Oleh karenanya, diperlukan banyak detektor nuklir untuk bisa mendeteksi keberadaan, tingkat radiasi dan identifikasi sumber radiasi.
"Detektor nuklir genggam saat ini sudah mampu dengan cepat menunjukkan asal radiasi. Semisal Cs-133 dengan tingkat radiasi 0,3 mikroSievert. Sangat berbeda dengan detektor nuklir pada tahun 1984 pada saat saya kuliah dulu," ungkapnya dalam dalam Dies Natalis ke 55 FMIPA UNY pada Senin (2/9/2019).
Jazi mengungkapkan, untuk memudahkan monitoring radiasi agar segera terdeteksi, BAPETEN telah/akan memasang detektor nuklir lingkungan RDMS (Radiation Data Monitoring System) di 116 stasiun BMKG yang tersebar di seluruh Indonesia.
Baca: Pembangkit Listrik Tenaga Nuklir terapung pertama Rusia berlayar melintasi Kutub Utara
Untuk saat ini sistem yang sudah terpasang ada sebanyak lima RDMS, dan ditargetkan di akhir tahun ada tambahan sebanyak 15 RDMS.
"Sistem ini sudah terhubung ke IRMIS (International Radiation Monitoring Information System) yang berbasis GIS (Geographic Information Systems), sehingga mempermudah monitoring radiasi, dan setiap lonjakan radiasi dapat segera terdeteksi," ungkapnya.
Selain itu, untuk mencegah adanya penyelundupan nuklir, di beberapa pelabuhan laut telah dilakukan terpasang RPM (Radiation Portal Monitor) yang memberikan notifikasi ke BAPETEN bila ada impor/ekspor nuklir tidak berijin.

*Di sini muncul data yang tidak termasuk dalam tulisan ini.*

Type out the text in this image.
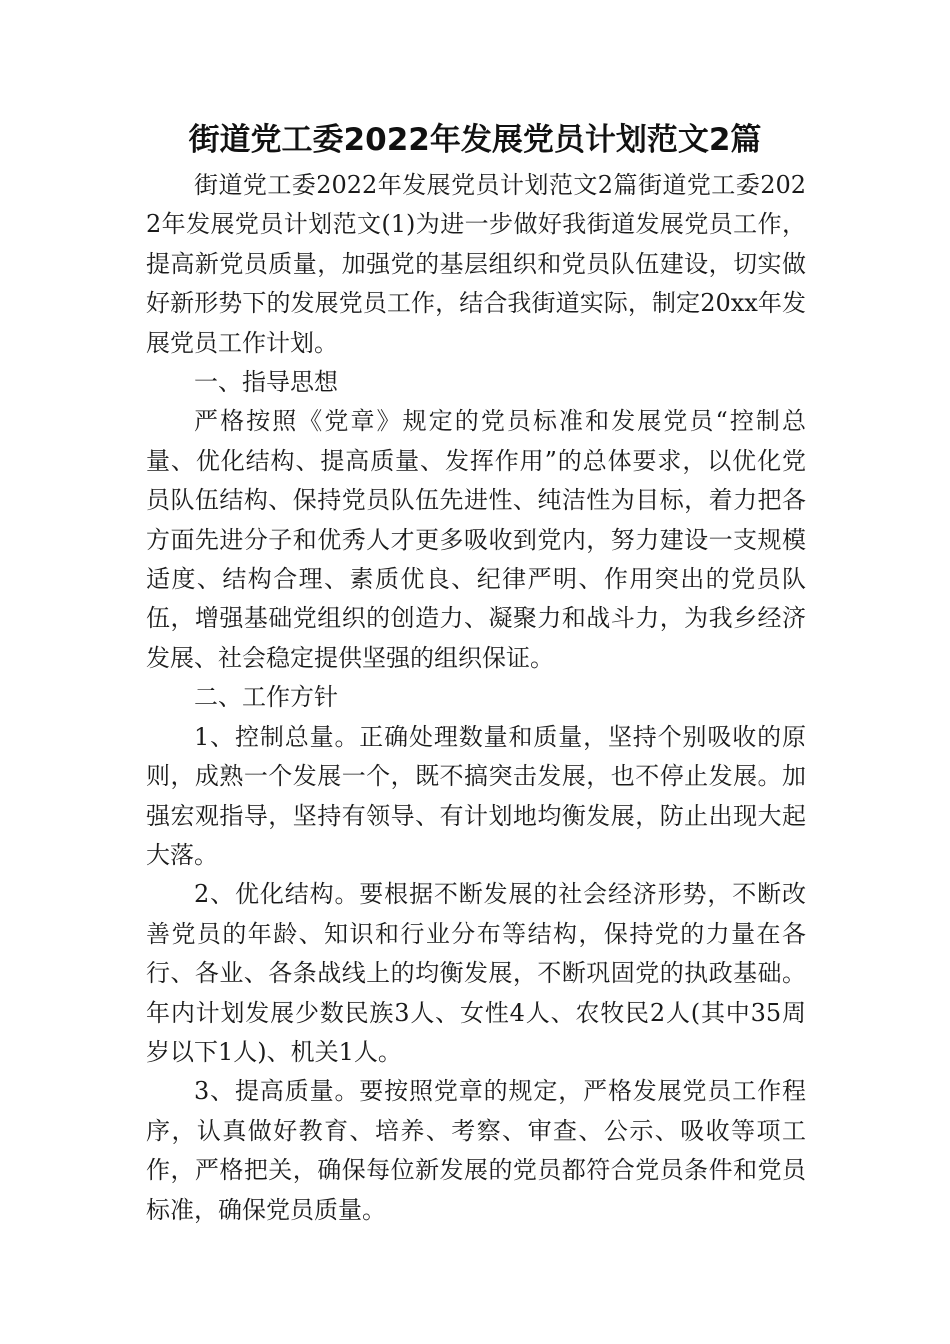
街道党工委2022年发展党员计划范文2篇

街道党工委2022年发展党员计划范文2篇街道党工委2022年发展党员计划范文(1)为进一步做好我街道发展党员工作，提高新党员质量，加强党的基层组织和党员队伍建设，切实做好新形势下的发展党员工作，结合我街道实际，制定20xx年发展党员工作计划。

一、指导思想

严格按照《党章》规定的党员标准和发展党员“控制总量、优化结构、提高质量、发挥作用”的总体要求，以优化党员队伍结构、保持党员队伍先进性、纯洁性为目标，着力把各方面先进分子和优秀人才更多吸收到党内，努力建设一支规模适度、结构合理、素质优良、纪律严明、作用突出的党员队伍，增强基础党组织的创造力、凝聚力和战斗力，为我乡经济发展、社会稳定提供坚强的组织保证。

二、工作方针

1、控制总量。正确处理数量和质量，坚持个别吸收的原则，成熟一个发展一个，既不搞突击发展，也不停止发展。加强宏观指导，坚持有领导、有计划地均衡发展，防止出现大起大落。

2、优化结构。要根据不断发展的社会经济形势，不断改善党员的年龄、知识和行业分布等结构，保持党的力量在各行、各业、各条战线上的均衡发展，不断巩固党的执政基础。年内计划发展少数民族3人、女性4人、农牧民2人(其中35周岁以下1人)、机关1人。

3、提高质量。要按照党章的规定，严格发展党员工作程序，认真做好教育、培养、考察、审查、公示、吸收等项工作，严格把关，确保每位新发展的党员都符合党员条件和党员标准，确保党员质量。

"Memang baru ada 6 RPM, tetapi untuk menjembatani adanya gan, BAPETEN telah berkoordinasi dengan BAKAMLA (Badan Keamanan Laut) yang secara intensif melakukan latihan pengamanan perairan Indonesia dari penyelundupan nuklir," ungkapnya.
Sutrisna Wibawa, Rektor UNY menjelaskan UNY sendiri tidaklah alergi dalam memanfaatkan sumber energi, termasuk juga nuklir.
Baca: Oesman Sapta Dukung Indonesia Memiliki Pembangkit Listrik Tenaga Nuklir
Namun dalam pemanfaatannya agar tidak menimbulkan dampak, dilakukan pengkajian mendalam terlebih dahulu.
"Sumber energi dari berbagai hal. Nuklir itu salah satu alternatif. MIPA juga ada mata kuliah tentang itu. Kita tidak alergi untuk bisa memanfaatkan semua sumber energi. Yang penting secara akademik dikaji dari sisi keamanan, dari sisi keberlaksanaan sehingga tidak menimbulkan dampak," tutupnya pada Tribunjogja.com. (*)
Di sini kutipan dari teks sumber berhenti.